Record-high gas production, flat need, and high stocks led to U.S. benchmark gas rates balancing $2.57 per million British thermal systems (MMBtu) in 2023, down by around 62% compared to the 2022 average, the U.S. Energy Info Administration (EIA) stated on Thursday.
The month-to-month average Henry Center rate was listed below $3.00 per MMBtu in on a monthly basis in 2015, other than January, with the most affordable month-to-month average in Might at $2.19 per MMBtu, according to the information from Refinitiv Eikon mentioned by the EIA.
In the very first half of 2023, the benchmark U.S. gas rates dropped by 34%, dragged down by record production, high stocks, and reasonably moderate winter season temperature levels. The typical month-to-month area gas rate at the U.S. standard Henry Center dipped by 34%, or by $1.12 per MMBtu, to $2.18 per MMBtu in between January and June.
For the entire year 2023, the main motorist of the plunge in the typical Henry Center rates was the record-high gas production in the United States as the increase in output outmatched development in usage.
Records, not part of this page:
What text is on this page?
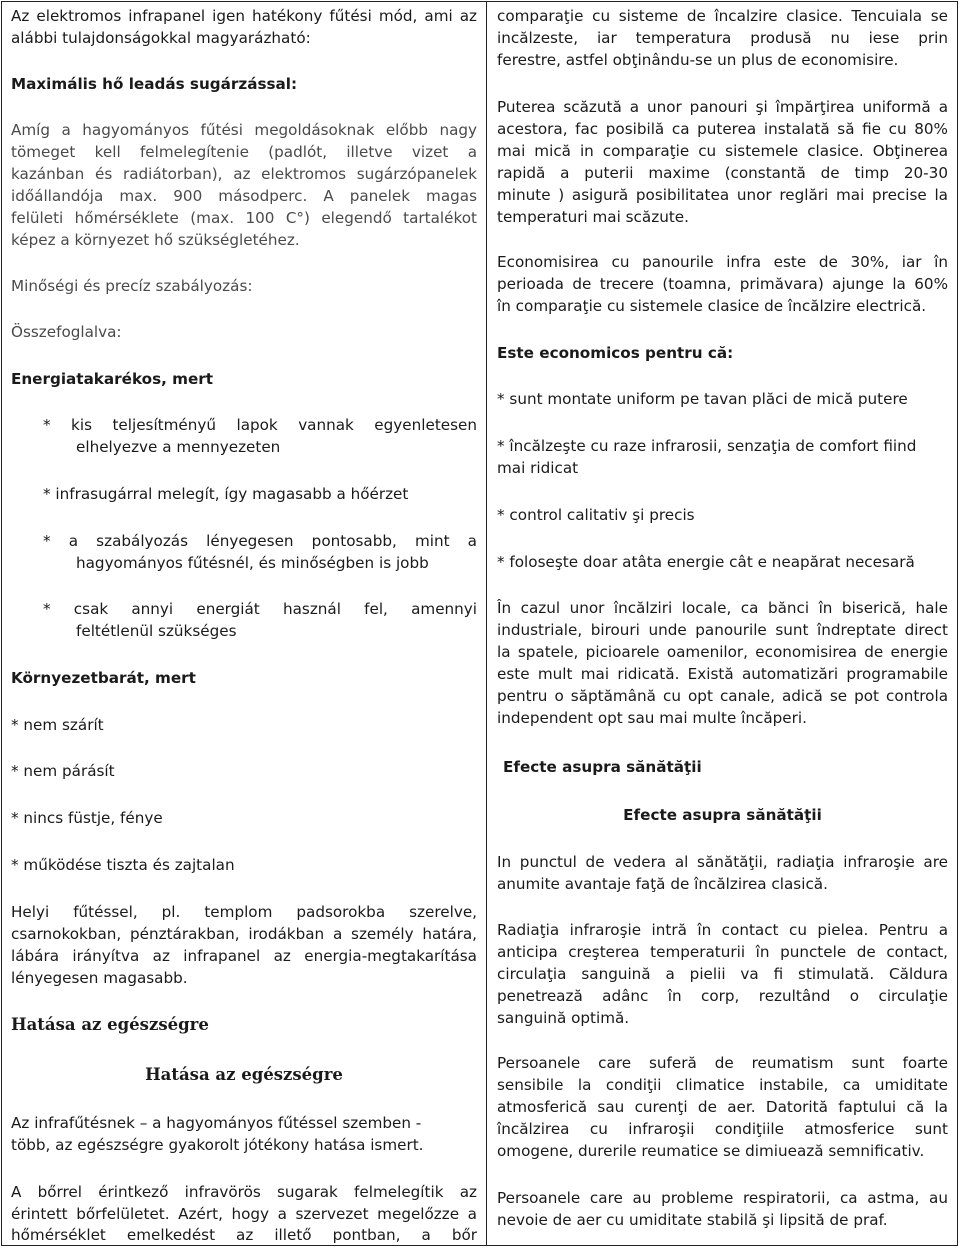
Az elektromos infrapanel igen hatékony fűtési mód, ami az
alábbi tulajdonságokkal magyarázható:
Maximális hő leadás sugárzással:
Amíg a hagyományos fűtési megoldásoknak előbb nagy
tömeget kell felmelegítenie (padlót, illetve vizet a
kazánban és radiátorban), az elektromos sugárzópanelek
időállandója max. 900 másodperc. A panelek magas
felületi hőmérséklete (max. 100 C°) elegendő tartalékot
képez a környezet hő szükségletéhez.
Minőségi és precíz szabályozás:
Összefoglalva:
Energiatakarékos, mert
* kis teljesítményű lapok vannak egyenletesen
elhelyezve a mennyezeten
* infrasugárral melegít, így magasabb a hőérzet
* a szabályozás lényegesen pontosabb, mint a
hagyományos fűtésnél, és minőségben is jobb
* csak annyi energiát használ fel, amennyi
feltétlenül szükséges
Környezetbarát, mert
* nem szárít
* nem párásít
* nincs füstje, fénye
* működése tiszta és zajtalan
Helyi fűtéssel, pl. templom padsorokba szerelve,
csarnokokban, pénztárakban, irodákban a személy határa,
lábára irányítva az infrapanel az energia-megtakarítása
lényegesen magasabb.
Hatása az egészségre
Hatása az egészségre
Az infrafűtésnek – a hagyományos fűtéssel szemben -
több, az egészségre gyakorolt jótékony hatása ismert.
A bőrrel érintkező infravörös sugarak felmelegítik az
érintett bőrfelületet. Azért, hogy a szervezet megelőzze a
hőmérséklet emelkedést az illető pontban, a bőr
comparaţie cu sisteme de încalzire clasice. Tencuiala se
incălzeste, iar temperatura produsă nu iese prin
ferestre, astfel obţinându-se un plus de economisire.
Puterea scăzută a unor panouri şi împărţirea uniformă a
acestora, fac posibilă ca puterea instalată să fie cu 80%
mai mică in comparaţie cu sistemele clasice. Obţinerea
rapidă a puterii maxime (constantă de timp 20-30
minute ) asigură posibilitatea unor reglări mai precise la
temperaturi mai scăzute.
Economisirea cu panourile infra este de 30%, iar în
perioada de trecere (toamna, primăvara) ajunge la 60%
în comparaţie cu sistemele clasice de încălzire electrică.
Este economicos pentru că:
* sunt montate uniform pe tavan plăci de mică putere
* încălzeşte cu raze infrarosii, senzaţia de comfort fiind
mai ridicat
* control calitativ şi precis
* foloseşte doar atâta energie cât e neapărat necesară
În cazul unor încălziri locale, ca bănci în biserică, hale
industriale, birouri unde panourile sunt îndreptate direct
la spatele, picioarele oamenilor, economisirea de energie
este mult mai ridicată. Există automatizări programabile
pentru o săptămână cu opt canale, adică se pot controla
independent opt sau mai multe încăperi.
Efecte asupra sănătăţii
Efecte asupra sănătăţii
In punctul de vedera al sănătăţii, radiaţia infraroşie are
anumite avantaje faţă de încălzirea clasică.
Radiaţia infraroşie intră în contact cu pielea. Pentru a
anticipa creşterea temperaturii în punctele de contact,
circulaţia sanguină a pielii va fi stimulată. Căldura
penetrează adânc în corp, rezultând o circulaţie
sanguină optimă.
Persoanele care suferă de reumatism sunt foarte
sensibile la condiţii climatice instabile, ca umiditate
atmosferică sau curenţi de aer. Datorită faptului că la
încălzirea cu infraroşii condiţiile atmosferice sunt
omogene, durerile reumatice se dimiuează semnificativ.
Persoanele care au probleme respiratorii, ca astma, au
nevoie de aer cu umiditate stabilă şi lipsită de praf.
The EIA approximates that U.S. dry gas production balanced a record-high 104 billion cubic feet daily (Bcf/d) in 2023, up by 4% compared to the 2022 yearly average.
At the very same time, gas need increased by 3% in 2023 year-on-year. Greater gas exports and a minor boost in gas taken in for electrical power generation balanced out lower domestic and business sector usage. U.S. LNG exports increased by 12% in 2023 and gas exports by pipeline increased by 9% every year, according to EIA price quotes.
Higher-than-average stocks at the start of the 2023/2024 winter season heating season and record-high U.S. gas production have actually been weighing on gas rates in current weeks.
The United States entered this winter season heating season with the greatest gas in storage because 2020, the EIA stated in December.